'Race to Nowhere' Stops At South Lakes
Reston community gets a look at how high-stakes parenting affects teens.
The high-stakes race of raising children has several starter's pistols.
That's the message of the film The Race to Nowhere: The Dark Side of America's Achievement Culture. The South Lakes High School PTSA sponsored a screening of the movie on Tuesday.
The film, produced by California lawyer and parent of three Vicki Abeles, stresses that the competitive culture in which we live in in 2011 didn't happen overnight.
It's an arms race that actually began in the Sputnik era, when the American education system realized it had better ramp up to keep up. But things went full throttle in 2002, when the Federal No Child Left Behind law went into effect.
"My philosophy was about learning," says one English teacher in an inner-city Oakland school, holding back tears. "But that's not what the District cares about. It sucking the life out of me. I am resigning."
NCLB brought an increased emphasis on standardized tests and teaching to the test. That means disenchanted teachers, more work that has to overflow into homework. Add that to more students applying to college, a gabillion dollar tutoring industry and peer pressure, and you have a very real race.
The kids in that race are not happy. The movie points out eating disorders and depression are up, cheating is way up, and that many top students enter college unprepared because they are learning to take tests but not really learning.
We meet a student athlete who leaves for an alternative school and drops wrestling when it gets to be too much; an anorexic who ends up opting for her GED; an Indiana student who stopped going to school much at all after she struggled with a math class; low-income students who fear what their future holds if they do not get straight As; and, heartbreakingly, the family of 13-year-old Devon, who committed suicide.
Children get the message of high stakes very early. The culture today is about travel soccer for eight year olds, Teach Your Baby to Read computer programs and, in Fairfax County, GT tests in third grade that set the course.
"One of the problems is we are teaching all the kids like they are in the top two percent," says college consultant Stacy Kadesh. "We've got six month olds doing flashcards.
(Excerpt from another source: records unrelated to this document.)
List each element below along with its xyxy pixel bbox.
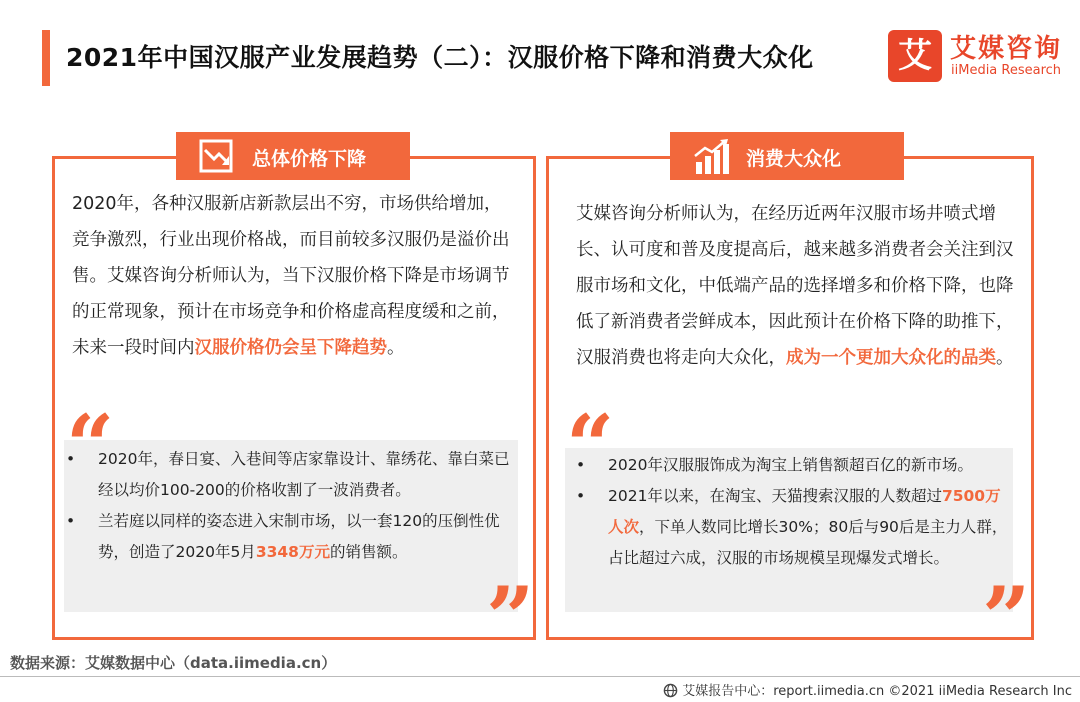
logo-mark: 艾: [898, 36, 932, 76]
paragraph-highlight: 成为一个更加大众化的品类: [786, 348, 996, 368]
paragraph-text: 艾媒咨询分析师认为，在经历近两年汉服市场井喷式增长、认可度和普及度提高后，越来越多消费者会关注到汉服市场和文化，中低端产品的选择增多和价格下降，也降低了新消费者尝鲜成本，因此预计在价格下降的助推下，汉服消费也将走向大众化，: [576, 204, 1014, 368]
footer-report-text: 艾媒报告中心：report.iimedia.cn ©2021 iiMedia Research Inc: [682, 684, 1072, 699]
bullet-highlight: 3348万元: [255, 543, 330, 561]
trend-down-icon: [198, 138, 236, 174]
logo-name-en: iiMedia Research: [951, 63, 1062, 78]
left-bullet-list: [64, 444, 510, 568]
left-panel-paragraph: [72, 186, 514, 366]
close-quote-icon: ”: [486, 568, 535, 667]
open-quote-icon: “: [566, 396, 615, 495]
right-bullet-list: [574, 450, 1014, 574]
bullet-text: 兰若庭以同样的姿态进入宋制市场，以一套120的压倒性优势，创造了2020年5月: [98, 512, 500, 561]
logo: [888, 30, 942, 82]
list-item: [64, 506, 510, 568]
bullet-highlight: 7500万人次: [608, 487, 1001, 536]
close-quote-icon: ”: [982, 568, 1031, 667]
open-quote-icon: “: [66, 396, 115, 495]
left-panel-tab-label: 总体价格下降: [252, 148, 367, 170]
right-panel-tab-label: 消费大众化: [746, 148, 842, 170]
list-item: • 2020年汉服服饰成为淘宝上销售额超百亿的新市场。: [574, 450, 1014, 481]
data-source: 数据来源：艾媒数据中心（data.iimedia.cn）: [10, 654, 337, 672]
bullet-text: 2021年以来，在淘宝、天猫搜索汉服的人数超过: [608, 487, 942, 505]
right-panel-paragraph: [576, 196, 1016, 376]
list-item: [574, 481, 1014, 574]
footer-divider: [0, 676, 1080, 677]
paragraph-end: 。: [387, 338, 405, 358]
left-panel-tab: [176, 132, 410, 180]
logo-name-cn: 艾媒咨询: [950, 34, 1063, 64]
bar-chart-up-icon: [692, 138, 732, 176]
list-item: • 2020年，春日宴、入巷间等店家靠设计、靠绣花、靠白菜已经以均价100-200的价格收割了一波消费者。: [64, 444, 510, 506]
footer-report: [663, 680, 1072, 699]
globe-icon: [663, 683, 678, 698]
paragraph-end: 。: [996, 348, 1014, 368]
page-title: 2021年中国汉服产业发展趋势（二）：汉服价格下降和消费大众化: [66, 43, 814, 72]
paragraph-text: 2020年，各种汉服新店新款层出不穷，市场供给增加，竞争激烈，行业出现价格战，而目前较多汉服仍是溢价出售。艾媒咨询分析师认为，当下汉服价格下降是市场调节的正常现象，预计在市场竞争和价格虚高程度缓和之前，未来一段时间内: [72, 194, 510, 358]
bullet-text: 的销售额。: [329, 543, 408, 561]
paragraph-highlight: 汉服价格仍会呈下降趋势: [194, 338, 387, 358]
right-panel-tab: [670, 132, 904, 180]
title-accent-bar: [42, 30, 50, 86]
bullet-text: ，下单人数同比增长30%；80后与90后是主力人群，占比超过六成，汉服的市场规模呈现爆发式增长。: [608, 518, 1008, 567]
Six month olds are supposed to be sucking on their toes."
Part of that madness starts with the parents, though. That's my one criticism of the film. We see Abeles darting in traffic from practice to practice to practice to private school. Eventually, she realizes her middle school daughter is depressed and her third grade son wonders where his childhood went.
In my opinion, you don't need an epiphany to tell you to back off. Perhaps that school is not right for that kid, even though the sticker on your windshield gives you cache. Maybe your kids don't need piano lessons and travel soccer and swim team and scouts all at once. You can't control the amount of homework or the SOLs, but you can control how much you participate in the rest of the nonsense.
That's not an easy task around here, psychologist Wendy Rudolph said at a panel discussion following the movie.
"This area of Fairfax is very stressful," she said. "The peer pressure of 'where are you going to college?' is very high. One issue I have is that is starts so young. You have GT and sports enhancement for first graders so they can be better on the baseball field. What we teach our children about what is OK and not starts very young."
Rudolph says she sees many high schoolers who have not learned to prioritize.
"They have not learned to pace themselves," she said. "If I hear they are doing six hours of homework, they are either working above a level where they should be, waiting until Thursday do to a whole packet that is due Friday, or instead of handing it in, saying 'I don't care anymore.' "
Maureen Becker, parent of a freshman and a junior at South Lakes, says she has seen the movie twice, and has tried to institute a new approach, especially with her 11th-grade her son.
"It has been hard to pull back," she said. "I decided to let go [of getting stressed out about school]. It had to come from him. I didn't want every conversation to be about grades."